By the 1970s a new generation of Black Americans traveled to the Soviet Union. In 1979 political activist Angela Davis won the Lenin Peace Prize, traveling to Moscow to receive the honor. American conductor James Frazier led the revered Leningrad Philharmonic in concert in 1971. Playwright-novelist Alice Childress toured the USSR with members of the Harlem Writers Guild in 1971. Artist Elton Fax illustrated and published a book in 1974 recalling, among other, his recent travels in the central Asian regions of the Soviet Union. In the 1980s the Dance Theatre of Harlem was applauded in Leningrad, artists Paul Goodnight helped direct a mural project in Soviet Armenia, and Kehinde Wiley painted in a forest outside Leningrad.
While it may be easier to reduce the current war in Europe as “white,” there are Black and indigenous people on both sides of this Eurasian war. Institutional racism is a part of the identity of the United States, casual racism is part of the character of Russia and the Ukraine.
These Black Americans living the midst of a war, the vast population of Black and brown families trying to survive the constant shelling and unrelenting violence is beyond terrible. Millions of women, children, and elderly adults have been forced to flee the country with nothing but the clothes on their backs. It’s the fastest, largest forced migration of Europeans since World War II—and the crisis is truly only getting started. But European doesn’t mean white any more than American does.
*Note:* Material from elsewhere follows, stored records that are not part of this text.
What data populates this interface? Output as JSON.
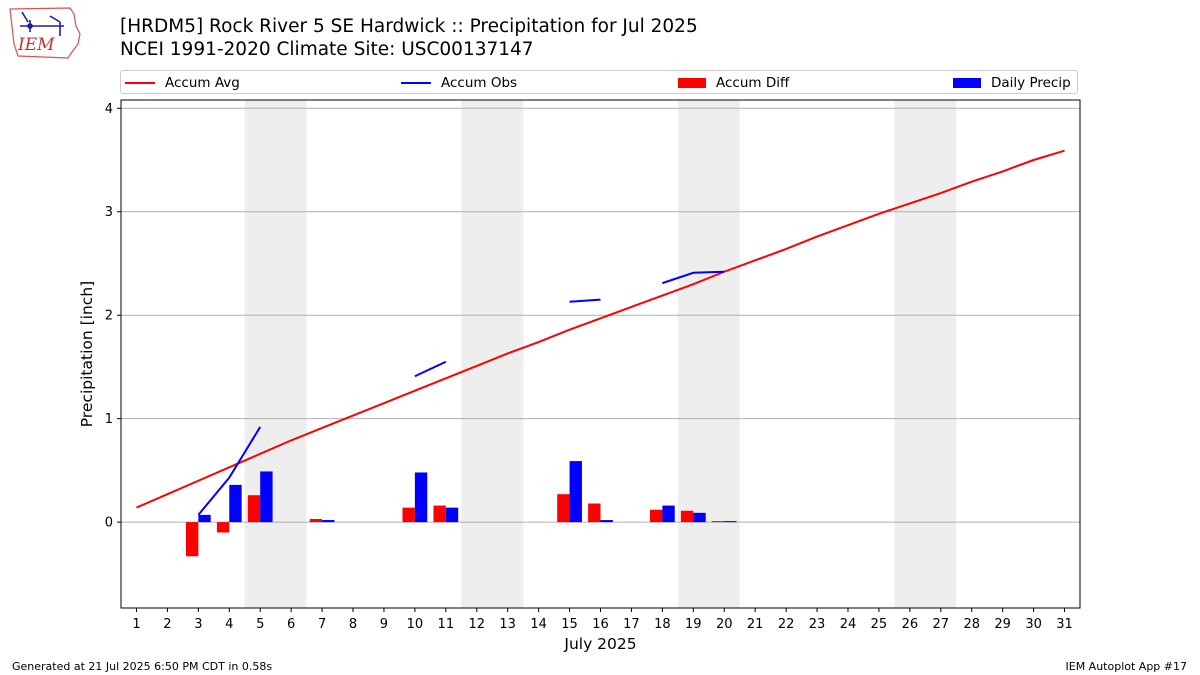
{
  "header": {
    "title_line1": "[HRDM5] Rock River 5 SE Hardwick :: Precipitation for Jul 2025",
    "title_line2": "NCEI 1991-2020 Climate Site: USC00137147"
  },
  "logo": {
    "text": "IEM"
  },
  "footer": {
    "left": "Generated at 21 Jul 2025 6:50 PM CDT in 0.58s",
    "right": "IEM Autoplot App #17"
  },
  "colors": {
    "avg": "#ff0000",
    "obs": "#0000ff",
    "diff": "#ff0000",
    "daily": "#0000ff",
    "shade": "#eeeeee",
    "grid": "#b0b0b0"
  },
  "chart_data": {
    "type": "bar",
    "xlabel": "July 2025",
    "ylabel": "Precipitation [inch]",
    "ylim": [
      -0.83,
      4.08
    ],
    "yticks": [
      0,
      1,
      2,
      3,
      4
    ],
    "x": [
      1,
      2,
      3,
      4,
      5,
      6,
      7,
      8,
      9,
      10,
      11,
      12,
      13,
      14,
      15,
      16,
      17,
      18,
      19,
      20,
      21,
      22,
      23,
      24,
      25,
      26,
      27,
      28,
      29,
      30,
      31
    ],
    "weekend_shading": [
      [
        5,
        6
      ],
      [
        12,
        13
      ],
      [
        19,
        20
      ],
      [
        26,
        27
      ]
    ],
    "legend": [
      "Accum Avg",
      "Accum Obs",
      "Accum Diff",
      "Daily Precip"
    ],
    "series": [
      {
        "name": "Accum Avg",
        "kind": "line",
        "values": [
          0.14,
          0.27,
          0.4,
          0.53,
          0.66,
          0.79,
          0.91,
          1.03,
          1.15,
          1.27,
          1.39,
          1.51,
          1.63,
          1.74,
          1.86,
          1.97,
          2.08,
          2.19,
          2.3,
          2.42,
          2.53,
          2.64,
          2.76,
          2.87,
          2.98,
          3.08,
          3.18,
          3.29,
          3.39,
          3.5,
          3.59
        ]
      },
      {
        "name": "Accum Obs",
        "kind": "line",
        "segments": [
          {
            "x": [
              3,
              4,
              5
            ],
            "values": [
              0.07,
              0.43,
              0.92
            ]
          },
          {
            "x": [
              10,
              11
            ],
            "values": [
              1.41,
              1.55
            ]
          },
          {
            "x": [
              15,
              16
            ],
            "values": [
              2.13,
              2.15
            ]
          },
          {
            "x": [
              18,
              19,
              20
            ],
            "values": [
              2.31,
              2.41,
              2.42
            ]
          }
        ]
      },
      {
        "name": "Accum Diff",
        "kind": "bar",
        "x": [
          3,
          4,
          5,
          7,
          10,
          11,
          15,
          16,
          18,
          19,
          20
        ],
        "values": [
          -0.33,
          -0.1,
          0.26,
          0.03,
          0.14,
          0.16,
          0.27,
          0.18,
          0.12,
          0.11,
          0.01
        ]
      },
      {
        "name": "Daily Precip",
        "kind": "bar",
        "x": [
          3,
          4,
          5,
          7,
          10,
          11,
          15,
          16,
          18,
          19,
          20
        ],
        "values": [
          0.07,
          0.36,
          0.49,
          0.02,
          0.48,
          0.14,
          0.59,
          0.02,
          0.16,
          0.09,
          0.01
        ]
      }
    ]
  }
}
The sheer scale of this human rights catastrophe must provoke action in us. It’s not their war, it’s not their fight – it’s ours. I recoil at comments about the “war over there.” The war for recognition, independence, and freedom from oppression is everywhere. It affects the lives of Black folk everywhere and if we dare to believe something that begins in a nation far removed geographically cannot touch the souls or bodies of Black people here – think on COVID.